Neben Coachings gibt es einige Selbsthilfetipps, die du in deinen Alltag integrieren kannst, um den Spotlight-Effekt, also die Aufmerksamkeit deines sozialen Umfelds negativ zu überschätzen, minimieren kannst.
Calm down – Entspannungsübungen gegen die Angst vor Aufmerksamkeit
Besonders in stressigen Situationen leiden Menschen mit der Angst, im Mittelpunkt zu stehen. Die Muskeln spannen sich an, der Kiefer verspannt sich und der Magen dreht sich um – das muss nicht sein! Progressive Muskelentspannung kann dir helfen, in sozialen Situationen ruhig zu bleiben, ganz nach dem Motto: Keep a cool head!
Auch Yoga und Pilates erweisen sich als effektiv, um Ängste abzubauen. Erdende Meditation in Kombination mit Atemübungen stärkt so ganz unkompliziert deine Flexibilität sowie dein Körperbewusstsein und hilft dir, deinen Platz in der Mitte zu erkennen.
Des Weiteren zeigt sich autogenes Training als hilfreich, um mit der Angst, im Mittelpunkt zu stehen, besser umgehen zu können. Hierbei hypnotisieren wir uns auf gewisse Weise selbst, wodurch unsere Durchblutung, der Puls und die Atmung in einen Ruhezustand versetzt werden.
Stay healthy: Die richtige Ernährung bei der Angst, im Mittelpunkt zu stehen
Ein gesunder Körper sorgt für einen gesunden Geist. Daher ist ein gesundes Essverhalten überaus wichtig. Mit Nüssen, Hülsenfrüchten und nährstoffreichen Vollkornprodukten kannst du deine Nerven stärken. Auch frisches Gemüse trägt zu einem gesunden Körpergefühl bei.
Des Weiteren kann die Kraft der Natur dir helfen, dich zu überwinden. Tees aus Lavendel, Kamille oder Melisse haben eine beruhigende Wirkung, die das Gefühl von Angst und Panik abschwächen können. Doch auch Johanniskraut kann zu Beruhigung beitragen.
In case of trouble gilt: Nimm der Zeit, setz dich hin und trink einen Tee. Du wirst schnell erkennen, dass die Situation, vor der du dich fürchtest, gar nicht so schlimm ist, wie angenommen.
Mit Büchern und Sport die Angst, im Mittelpunkt zu stehen, besiegen
Dass wir Angst haben, im Mittelpunkt zu stehen, hängt häufig mit einem hohen Stresslevel zusammen. Sport kann dir dabei helfen, dein Körperbewusstsein zu stärken und der psychischen Belastung entgegenzuwirken. Dabei ist es nicht wichtig, was du machst – Hauptsache, du hast Freude an der körperlichen Aktivität.

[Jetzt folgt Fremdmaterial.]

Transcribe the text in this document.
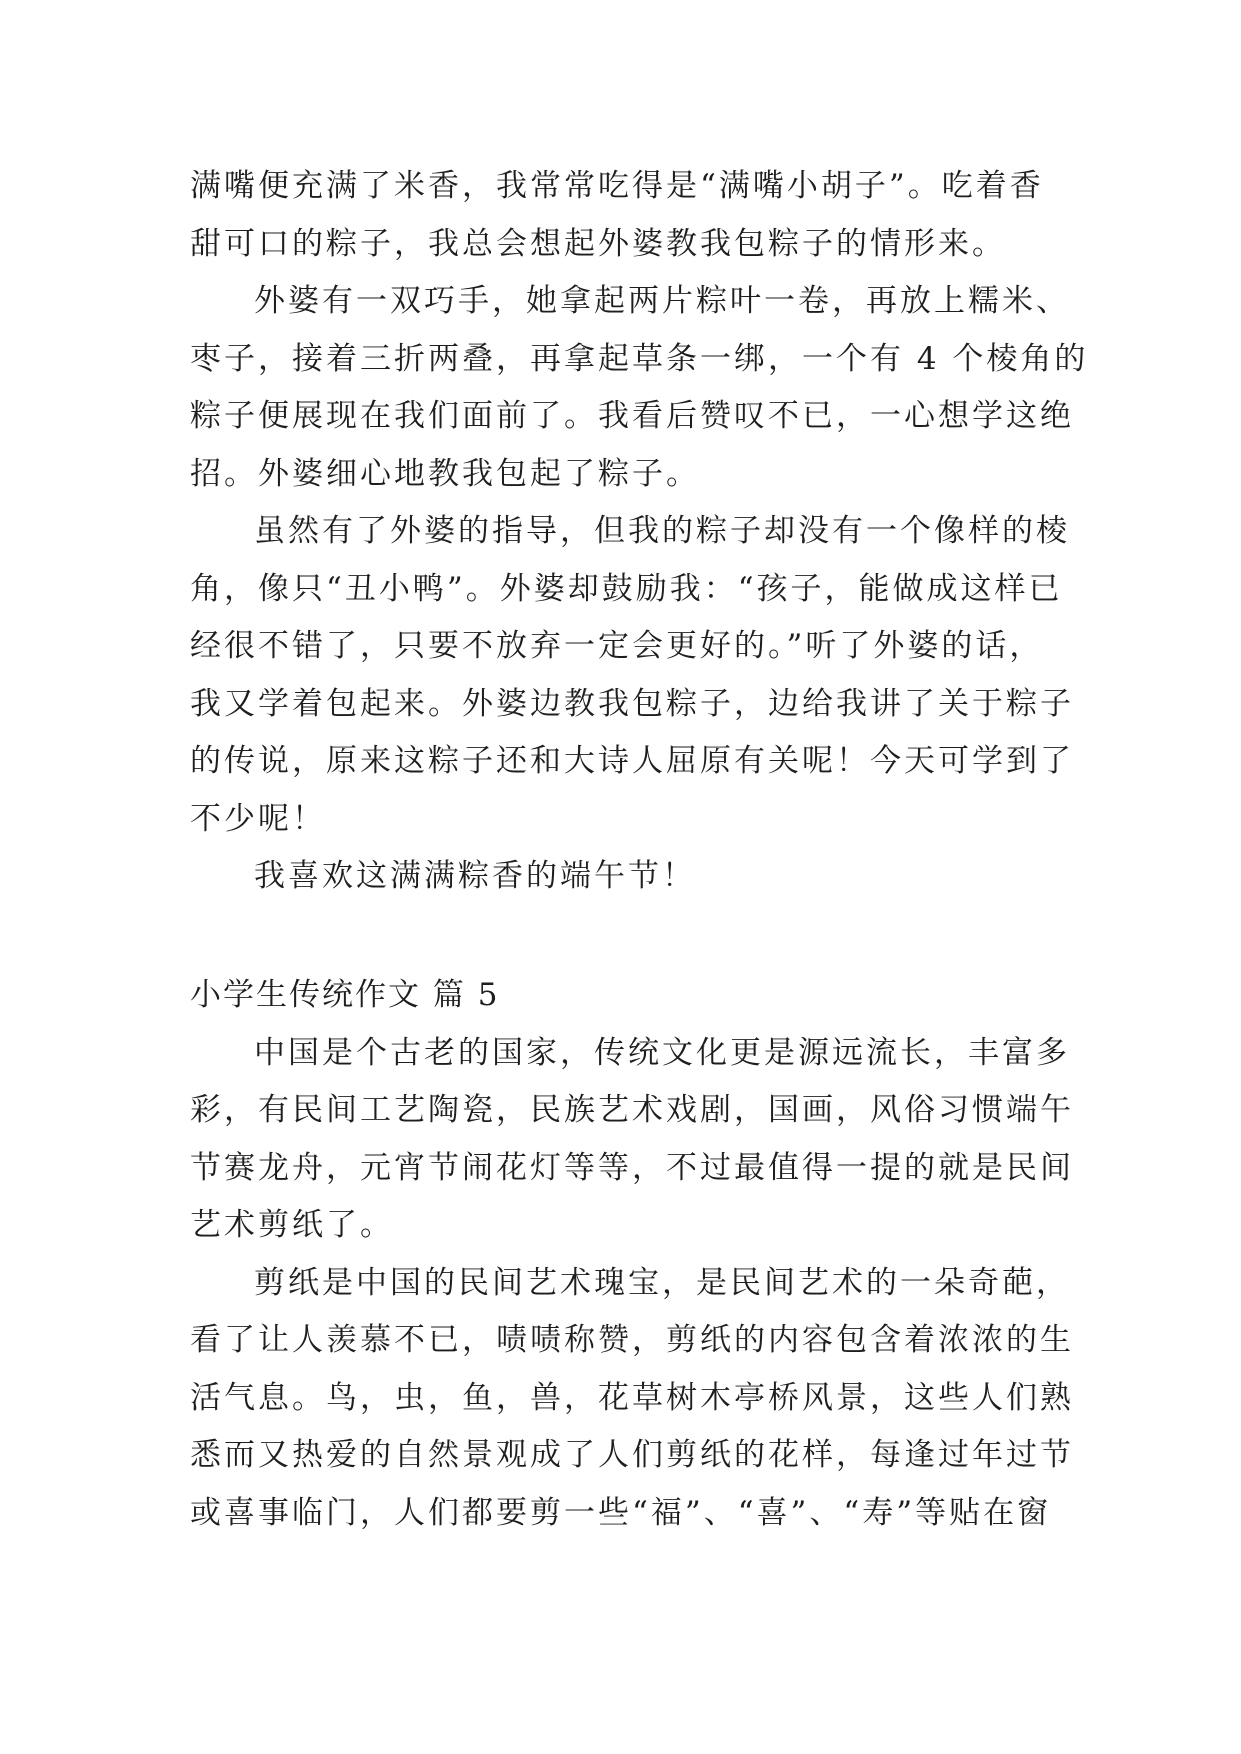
满嘴便充满了米香，我常常吃得是“满嘴小胡子”。吃着香
甜可口的粽子，我总会想起外婆教我包粽子的情形来。
外婆有一双巧手，她拿起两片粽叶一卷，再放上糯米、
枣子，接着三折两叠，再拿起草条一绑，一个有 4 个棱角的
粽子便展现在我们面前了。我看后赞叹不已，一心想学这绝
招。外婆细心地教我包起了粽子。
虽然有了外婆的指导，但我的粽子却没有一个像样的棱
角，像只“丑小鸭”。外婆却鼓励我：“孩子，能做成这样已
经很不错了，只要不放弃一定会更好的。”听了外婆的话，
我又学着包起来。外婆边教我包粽子，边给我讲了关于粽子
的传说，原来这粽子还和大诗人屈原有关呢！今天可学到了
不少呢！
我喜欢这满满粽香的端午节！
小学生传统作文 篇 5
中国是个古老的国家，传统文化更是源远流长，丰富多
彩，有民间工艺陶瓷，民族艺术戏剧，国画，风俗习惯端午
节赛龙舟，元宵节闹花灯等等，不过最值得一提的就是民间
艺术剪纸了。
剪纸是中国的民间艺术瑰宝，是民间艺术的一朵奇葩，
看了让人羡慕不已，啧啧称赞，剪纸的内容包含着浓浓的生
活气息。鸟，虫，鱼，兽，花草树木亭桥风景，这些人们熟
悉而又热爱的自然景观成了人们剪纸的花样，每逢过年过节
或喜事临门，人们都要剪一些“福”、“喜”、“寿”等贴在窗
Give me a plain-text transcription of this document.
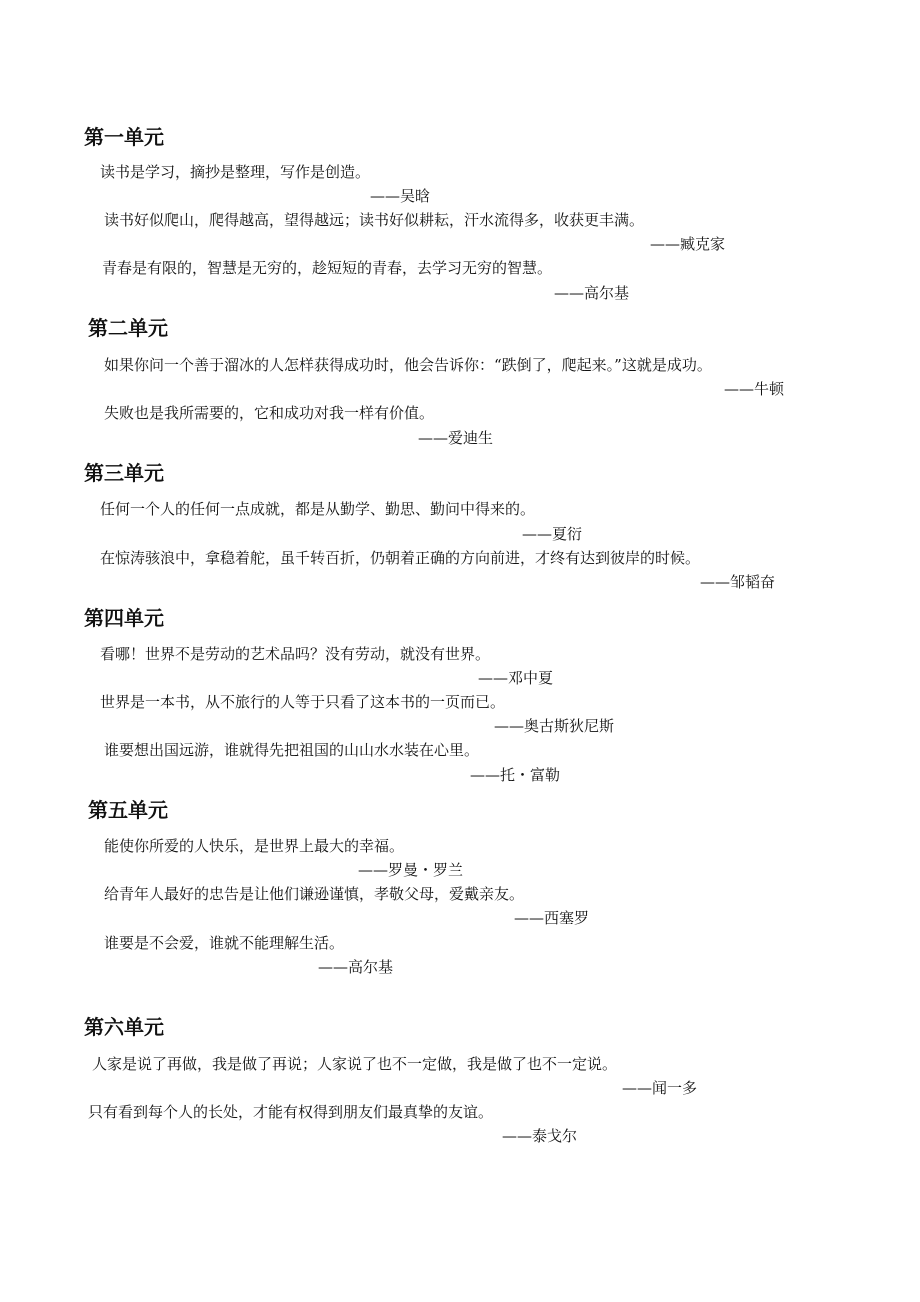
第一单元
读书是学习，摘抄是整理，写作是创造。
——吴晗
读书好似爬山，爬得越高，望得越远；读书好似耕耘，汗水流得多，收获更丰满。
——臧克家
青春是有限的，智慧是无穷的，趁短短的青春，去学习无穷的智慧。
——高尔基
第二单元
如果你问一个善于溜冰的人怎样获得成功时，他会告诉你：“跌倒了，爬起来。”这就是成功。
——牛顿
失败也是我所需要的，它和成功对我一样有价值。
——爱迪生
第三单元
任何一个人的任何一点成就，都是从勤学、勤思、勤问中得来的。
——夏衍
在惊涛骇浪中，拿稳着舵，虽千转百折，仍朝着正确的方向前进，才终有达到彼岸的时候。
——邹韬奋
第四单元
看哪！世界不是劳动的艺术品吗？没有劳动，就没有世界。
——邓中夏
世界是一本书，从不旅行的人等于只看了这本书的一页而已。
——奥古斯狄尼斯
谁要想出国远游，谁就得先把祖国的山山水水装在心里。
——托・富勒
第五单元
能使你所爱的人快乐，是世界上最大的幸福。
——罗曼・罗兰
给青年人最好的忠告是让他们谦逊谨慎，孝敬父母，爱戴亲友。
——西塞罗
谁要是不会爱，谁就不能理解生活。
——高尔基
第六单元
人家是说了再做，我是做了再说；人家说了也不一定做，我是做了也不一定说。
——闻一多
只有看到每个人的长处，才能有权得到朋友们最真挚的友谊。
——泰戈尔
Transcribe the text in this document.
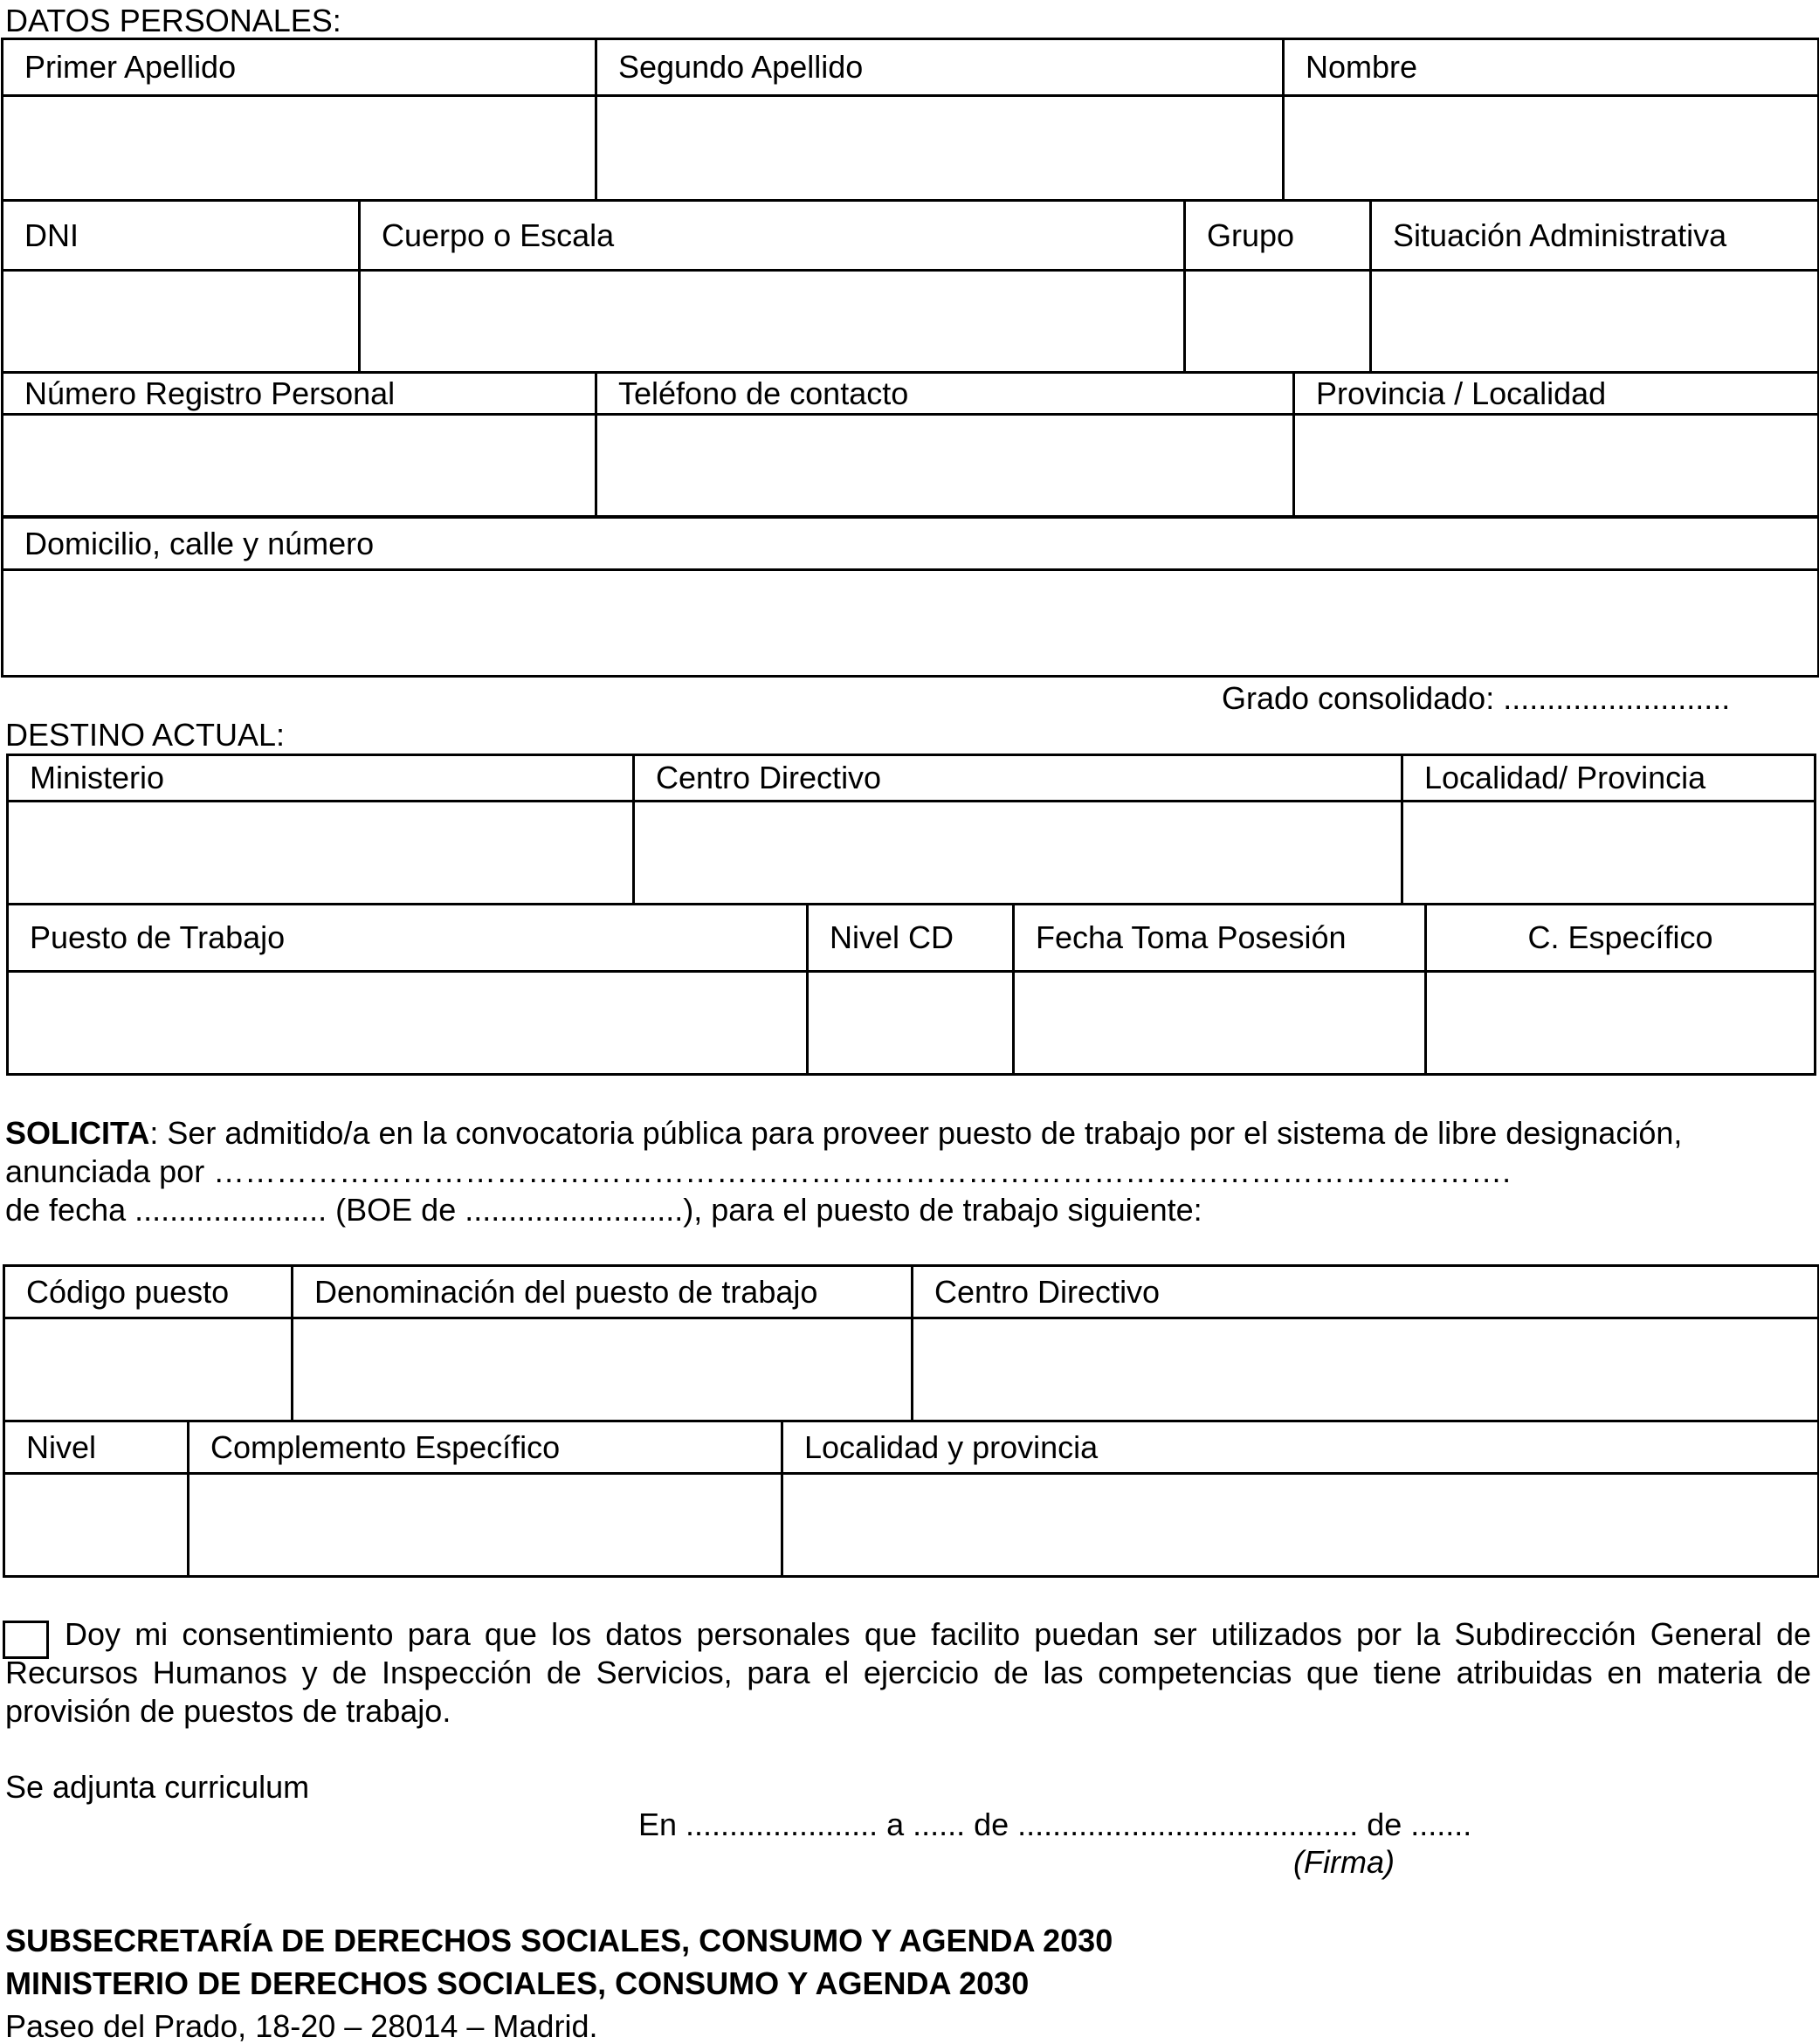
DATOS PERSONALES:
Primer Apellido	Segundo Apellido	Nombre

DNI	Cuerpo o Escala	Grupo	Situación Administrativa

Número Registro Personal	Teléfono de contacto	Provincia / Localidad

Domicilio, calle y número

Grado consolidado: ..........................
DESTINO ACTUAL:
Ministerio	Centro Directivo	Localidad/ Provincia

Puesto de Trabajo	Nivel CD	Fecha Toma Posesión	C. Específico

SOLICITA: Ser admitido/a en la convocatoria pública para proveer puesto de trabajo por el sistema de libre designación,
anunciada por …………………………………………………………………………………………………………….
de fecha ...................... (BOE de .........................), para el puesto de trabajo siguiente:
Código puesto	Denominación del puesto de trabajo	Centro Directivo

Nivel	Complemento Específico	Localidad y provincia

Doy mi consentimiento para que los datos personales que facilito puedan ser utilizados por la Subdirección General de Recursos Humanos y de Inspección de Servicios, para el ejercicio de las competencias que tiene atribuidas en materia de provisión de puestos de trabajo.
Se adjunta curriculum
En ...................... a ...... de ....................................... de .......
(Firma)
SUBSECRETARÍA DE DERECHOS SOCIALES, CONSUMO Y AGENDA 2030
MINISTERIO DE DERECHOS SOCIALES, CONSUMO Y AGENDA 2030
Paseo del Prado, 18-20 – 28014 – Madrid.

Neben körperlicher Betätigung ist natürlich auch ausreichend Schlaf wichtig, um die Leistung zu erbringen, die du benötigst, um deine Angst, im Mittelpunkt zu stehen, zu bekämpfen.
Unverzichtbar können auch der Rat und die Hilfe von anderen sein. Wende dich an deine Freunde und sprich mit ihnen, teile ihnen deine Ängste und Sorgen mit. Vielleicht haben deine Liebsten einen Ratschlag für dich oder können dich in sozialen Situationen mental unterstützen.
Wenn du noch nicht bereit bist, dich anderen zu öffnen, sind auch Bücher nützlich, die dir helfen, von Bambi zu einem Löwen zu werden. Das Buch „Rehbellion“ von Tobias Beck begleitet dich auf deinem Weg, die Angst, im Mittelpunkt zu stehen, zu überwinden, indem dir Wege gezeigt werden, wie du eine starke Persönlichkeit aufbauen kannst.